Heimkehr zur „Winterreise“ 31.1.2020
Bass-Bariton Huub Claessens+Blasinstrumente/ RA Dr. Martin Schuppich am Flügel
Foto: Studio TONAL Wien, Alexander Grün
„Am Anfang war…“ vorgesehen und kam so zu ihrer Erstaufführung – die ganz besondere Form von Franz Schuberts „Winterreise“! Im Rahmen einer Veranstaltung der Österreichischen Akademie der Wissenschaften kooperierend mit den „Wiener Vorlesungen“ (letztere waren damals noch organisiert von Universitäts-Professor Dr. Christian Hubert Ehalt). Das reichhaltige Jahresprogramm 2017 enthielt unter anderem die Durchführung einer „peripatetischen Wanderung“ im Sinne der griechischen Antike und der Schule des Philosophen Aristoteles – eine Rückbesinnung auf die heilsame Wirkung von Physis und Psyche nach einem Spaziergang. So kam es damals im Sommer zu einem Ausflug ins Waldviertel mit vielen Interessenten, zumeist angereist aus Wien auf die historische Burg Raabs in den Rittersaal. (Gastgeber am Ort waren „Freunde und Förderer der Burg Raabs“, sowie der Verlag „Bibliothek der Provinz“).
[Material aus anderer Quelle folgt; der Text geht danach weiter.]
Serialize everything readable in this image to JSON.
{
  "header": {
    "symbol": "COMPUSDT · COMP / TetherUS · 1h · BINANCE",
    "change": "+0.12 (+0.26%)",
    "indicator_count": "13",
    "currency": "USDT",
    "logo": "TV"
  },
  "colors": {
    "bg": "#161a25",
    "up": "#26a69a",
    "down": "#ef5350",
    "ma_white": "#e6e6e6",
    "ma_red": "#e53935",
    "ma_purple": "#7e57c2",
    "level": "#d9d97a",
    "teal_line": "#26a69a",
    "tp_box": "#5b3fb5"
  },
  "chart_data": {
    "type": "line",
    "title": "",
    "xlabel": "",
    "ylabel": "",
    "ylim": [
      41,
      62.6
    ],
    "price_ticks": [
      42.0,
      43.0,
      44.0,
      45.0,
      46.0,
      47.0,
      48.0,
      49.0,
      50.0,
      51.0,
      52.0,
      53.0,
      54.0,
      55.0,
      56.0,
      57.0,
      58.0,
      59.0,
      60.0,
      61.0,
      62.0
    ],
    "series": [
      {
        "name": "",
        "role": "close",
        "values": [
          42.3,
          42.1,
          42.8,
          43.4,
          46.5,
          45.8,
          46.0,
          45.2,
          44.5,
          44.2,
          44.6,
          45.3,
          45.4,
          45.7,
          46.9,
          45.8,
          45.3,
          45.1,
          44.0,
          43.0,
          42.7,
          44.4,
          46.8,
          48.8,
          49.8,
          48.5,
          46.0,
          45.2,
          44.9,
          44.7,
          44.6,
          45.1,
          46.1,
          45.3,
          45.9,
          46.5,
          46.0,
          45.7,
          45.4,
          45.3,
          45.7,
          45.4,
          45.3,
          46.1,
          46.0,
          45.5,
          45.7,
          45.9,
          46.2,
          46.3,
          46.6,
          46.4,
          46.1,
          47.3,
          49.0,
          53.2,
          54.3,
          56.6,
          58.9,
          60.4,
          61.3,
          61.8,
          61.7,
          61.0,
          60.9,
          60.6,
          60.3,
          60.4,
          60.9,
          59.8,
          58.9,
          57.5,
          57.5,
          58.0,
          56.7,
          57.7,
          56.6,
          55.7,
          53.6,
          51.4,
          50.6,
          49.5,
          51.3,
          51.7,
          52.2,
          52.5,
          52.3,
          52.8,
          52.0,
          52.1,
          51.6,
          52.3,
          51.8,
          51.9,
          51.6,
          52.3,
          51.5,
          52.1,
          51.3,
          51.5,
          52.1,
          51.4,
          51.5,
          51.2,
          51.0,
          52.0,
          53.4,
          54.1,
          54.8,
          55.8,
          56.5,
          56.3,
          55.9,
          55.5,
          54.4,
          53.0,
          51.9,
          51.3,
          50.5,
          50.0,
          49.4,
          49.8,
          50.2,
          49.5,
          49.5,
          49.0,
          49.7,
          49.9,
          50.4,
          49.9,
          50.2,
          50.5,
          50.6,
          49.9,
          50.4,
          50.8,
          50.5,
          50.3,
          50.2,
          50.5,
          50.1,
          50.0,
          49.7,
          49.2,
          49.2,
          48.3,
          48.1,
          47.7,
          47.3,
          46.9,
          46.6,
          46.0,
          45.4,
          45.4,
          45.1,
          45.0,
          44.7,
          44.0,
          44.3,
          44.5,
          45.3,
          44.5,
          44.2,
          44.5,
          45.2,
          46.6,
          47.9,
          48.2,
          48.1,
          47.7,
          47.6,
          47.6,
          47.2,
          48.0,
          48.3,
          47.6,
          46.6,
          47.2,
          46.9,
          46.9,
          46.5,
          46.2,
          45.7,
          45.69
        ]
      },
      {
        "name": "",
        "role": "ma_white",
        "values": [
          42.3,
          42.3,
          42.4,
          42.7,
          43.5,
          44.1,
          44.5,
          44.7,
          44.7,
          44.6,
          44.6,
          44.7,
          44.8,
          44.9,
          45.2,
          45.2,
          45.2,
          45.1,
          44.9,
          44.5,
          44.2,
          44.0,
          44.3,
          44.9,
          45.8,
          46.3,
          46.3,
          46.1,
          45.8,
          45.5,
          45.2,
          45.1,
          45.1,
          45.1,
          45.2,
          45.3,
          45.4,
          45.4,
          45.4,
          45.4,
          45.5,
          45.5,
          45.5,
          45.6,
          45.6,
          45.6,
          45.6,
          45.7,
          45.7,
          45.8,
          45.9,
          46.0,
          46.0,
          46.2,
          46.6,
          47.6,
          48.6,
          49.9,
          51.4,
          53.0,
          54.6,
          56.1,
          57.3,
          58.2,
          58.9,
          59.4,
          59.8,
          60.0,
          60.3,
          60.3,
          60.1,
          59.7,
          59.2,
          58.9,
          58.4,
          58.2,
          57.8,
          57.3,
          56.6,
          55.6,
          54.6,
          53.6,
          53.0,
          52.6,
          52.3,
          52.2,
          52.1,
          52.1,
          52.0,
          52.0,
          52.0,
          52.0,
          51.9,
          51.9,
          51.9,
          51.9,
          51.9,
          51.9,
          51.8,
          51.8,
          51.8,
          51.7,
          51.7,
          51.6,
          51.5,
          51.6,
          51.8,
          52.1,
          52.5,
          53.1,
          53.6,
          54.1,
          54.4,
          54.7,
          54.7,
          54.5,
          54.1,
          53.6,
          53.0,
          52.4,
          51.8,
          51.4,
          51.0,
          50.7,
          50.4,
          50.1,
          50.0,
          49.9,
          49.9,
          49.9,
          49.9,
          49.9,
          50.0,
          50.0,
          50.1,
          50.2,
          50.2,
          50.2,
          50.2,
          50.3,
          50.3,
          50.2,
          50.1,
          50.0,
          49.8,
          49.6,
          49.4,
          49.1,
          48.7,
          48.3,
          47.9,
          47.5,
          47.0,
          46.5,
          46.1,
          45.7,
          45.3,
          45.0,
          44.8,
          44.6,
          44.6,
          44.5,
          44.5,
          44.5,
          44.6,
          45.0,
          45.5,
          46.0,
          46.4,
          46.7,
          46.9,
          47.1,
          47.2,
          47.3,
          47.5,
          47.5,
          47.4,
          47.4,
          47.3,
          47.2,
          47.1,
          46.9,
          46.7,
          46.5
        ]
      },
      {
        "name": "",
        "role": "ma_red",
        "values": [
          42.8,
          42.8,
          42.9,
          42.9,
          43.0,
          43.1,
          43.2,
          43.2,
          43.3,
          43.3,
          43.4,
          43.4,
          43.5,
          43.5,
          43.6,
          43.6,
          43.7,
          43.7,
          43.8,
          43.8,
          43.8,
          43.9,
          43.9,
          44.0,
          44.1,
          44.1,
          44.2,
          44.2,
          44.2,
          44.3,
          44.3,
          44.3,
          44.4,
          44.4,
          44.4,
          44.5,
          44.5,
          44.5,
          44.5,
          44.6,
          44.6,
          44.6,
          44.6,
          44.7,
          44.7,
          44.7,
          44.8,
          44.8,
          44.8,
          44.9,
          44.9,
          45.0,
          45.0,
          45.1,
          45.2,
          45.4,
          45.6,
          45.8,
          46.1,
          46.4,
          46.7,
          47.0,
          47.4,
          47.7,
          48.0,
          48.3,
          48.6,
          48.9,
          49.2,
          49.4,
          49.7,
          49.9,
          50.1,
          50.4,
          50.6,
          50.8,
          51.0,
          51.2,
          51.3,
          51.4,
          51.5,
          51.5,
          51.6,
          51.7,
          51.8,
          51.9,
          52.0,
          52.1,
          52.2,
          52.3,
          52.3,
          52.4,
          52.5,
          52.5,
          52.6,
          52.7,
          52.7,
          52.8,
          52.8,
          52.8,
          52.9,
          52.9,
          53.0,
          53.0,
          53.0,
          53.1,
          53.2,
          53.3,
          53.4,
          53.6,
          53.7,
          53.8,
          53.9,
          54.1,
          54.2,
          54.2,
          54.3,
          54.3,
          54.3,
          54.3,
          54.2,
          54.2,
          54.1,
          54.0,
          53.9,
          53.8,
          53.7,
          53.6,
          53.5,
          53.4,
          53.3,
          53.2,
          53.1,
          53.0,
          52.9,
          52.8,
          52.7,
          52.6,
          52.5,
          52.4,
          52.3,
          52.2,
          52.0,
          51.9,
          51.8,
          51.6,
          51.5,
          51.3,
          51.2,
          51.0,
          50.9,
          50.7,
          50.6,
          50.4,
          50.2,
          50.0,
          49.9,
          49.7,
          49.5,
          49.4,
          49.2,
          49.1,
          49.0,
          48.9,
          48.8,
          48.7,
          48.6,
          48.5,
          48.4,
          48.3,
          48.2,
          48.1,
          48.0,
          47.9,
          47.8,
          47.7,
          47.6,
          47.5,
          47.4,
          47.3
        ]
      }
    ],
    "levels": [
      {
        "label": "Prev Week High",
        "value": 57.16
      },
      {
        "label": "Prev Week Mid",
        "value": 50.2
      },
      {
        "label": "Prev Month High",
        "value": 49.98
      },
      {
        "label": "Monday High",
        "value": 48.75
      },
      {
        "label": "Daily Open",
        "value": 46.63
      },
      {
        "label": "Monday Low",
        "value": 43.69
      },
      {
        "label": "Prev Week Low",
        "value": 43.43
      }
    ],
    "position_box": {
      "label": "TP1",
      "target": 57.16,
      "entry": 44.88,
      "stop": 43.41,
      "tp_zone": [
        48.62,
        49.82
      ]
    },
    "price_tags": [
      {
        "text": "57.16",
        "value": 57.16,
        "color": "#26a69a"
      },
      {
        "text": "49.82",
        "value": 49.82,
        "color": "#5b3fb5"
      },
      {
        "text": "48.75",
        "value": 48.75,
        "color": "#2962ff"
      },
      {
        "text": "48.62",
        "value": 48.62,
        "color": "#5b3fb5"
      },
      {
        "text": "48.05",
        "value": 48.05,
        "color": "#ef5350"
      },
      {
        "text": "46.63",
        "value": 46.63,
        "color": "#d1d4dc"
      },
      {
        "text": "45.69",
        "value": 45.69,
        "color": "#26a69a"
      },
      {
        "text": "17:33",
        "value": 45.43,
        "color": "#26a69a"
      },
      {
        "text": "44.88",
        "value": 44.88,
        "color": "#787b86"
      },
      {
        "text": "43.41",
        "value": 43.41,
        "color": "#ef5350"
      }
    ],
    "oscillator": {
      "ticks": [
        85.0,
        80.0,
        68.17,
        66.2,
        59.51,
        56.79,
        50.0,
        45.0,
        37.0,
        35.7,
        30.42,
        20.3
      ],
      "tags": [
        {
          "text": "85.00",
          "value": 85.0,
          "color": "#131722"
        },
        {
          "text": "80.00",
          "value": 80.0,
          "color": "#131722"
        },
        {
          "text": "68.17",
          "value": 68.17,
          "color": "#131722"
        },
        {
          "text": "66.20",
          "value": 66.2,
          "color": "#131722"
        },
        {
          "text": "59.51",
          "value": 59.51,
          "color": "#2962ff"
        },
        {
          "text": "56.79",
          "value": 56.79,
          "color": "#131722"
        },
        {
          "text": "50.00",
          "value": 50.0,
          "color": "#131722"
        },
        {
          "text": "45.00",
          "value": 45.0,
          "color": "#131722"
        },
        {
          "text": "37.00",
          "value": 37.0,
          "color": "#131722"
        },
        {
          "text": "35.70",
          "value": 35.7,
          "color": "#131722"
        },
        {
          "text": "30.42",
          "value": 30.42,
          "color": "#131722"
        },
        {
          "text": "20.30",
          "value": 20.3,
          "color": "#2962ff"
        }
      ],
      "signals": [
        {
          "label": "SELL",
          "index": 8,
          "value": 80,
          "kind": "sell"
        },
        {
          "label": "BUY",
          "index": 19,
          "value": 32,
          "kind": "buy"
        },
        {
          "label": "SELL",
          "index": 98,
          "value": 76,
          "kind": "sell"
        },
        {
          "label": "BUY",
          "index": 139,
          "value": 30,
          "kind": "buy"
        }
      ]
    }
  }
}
In der wohl temperierten kühlen Burg erwartete das Publikum erstmalig, in Form einer quasi „musikalischen Installation“, Franz Schuberts auskomponierte Depression seiner „so genannt schrecklichen Lieder“. In einer neuen, ungewöhnlichen und vor allem emotional spannenden Dimension als Kunstprojekt gab es ein Wechselspiel; sowohl durch den niederländischen Bass-Bariton Huub Claessens, als auch durch sein außerordentliches Musizieren mit 4 von ihm selbst dazu gespielten Blas-Instrumenten in der Form improvisierter Miniaturen. Ein spezielles Hör-Erlebnis durch diese ungewöhnliche „Les-Art“ der Komposition war schon damals zu erwarten. Zusätzlich zur dunklen Stimme des Sängers – gab es von ihm abwechselnd dazu jeweils – musikalische besonders berührende Einwürfe vom 110 Jahre alten historischen C-Saxophon oder einem Flügelhorn. Daneben in freier Improvisation sich jeweils anschmiegend bzw. dazu kontrastierend, Wilhelm Müller´s Gedicht-Zyklus, teils instrumental persönlich ein-begleitet oder als solistischer Abgesang, durch Blasinstrumente paraphrasiert. Zum Teil lediglich frei vorgetragen vom Sänger wurden durch Schubert nicht auskomponierte Zitate aus den Gedichten.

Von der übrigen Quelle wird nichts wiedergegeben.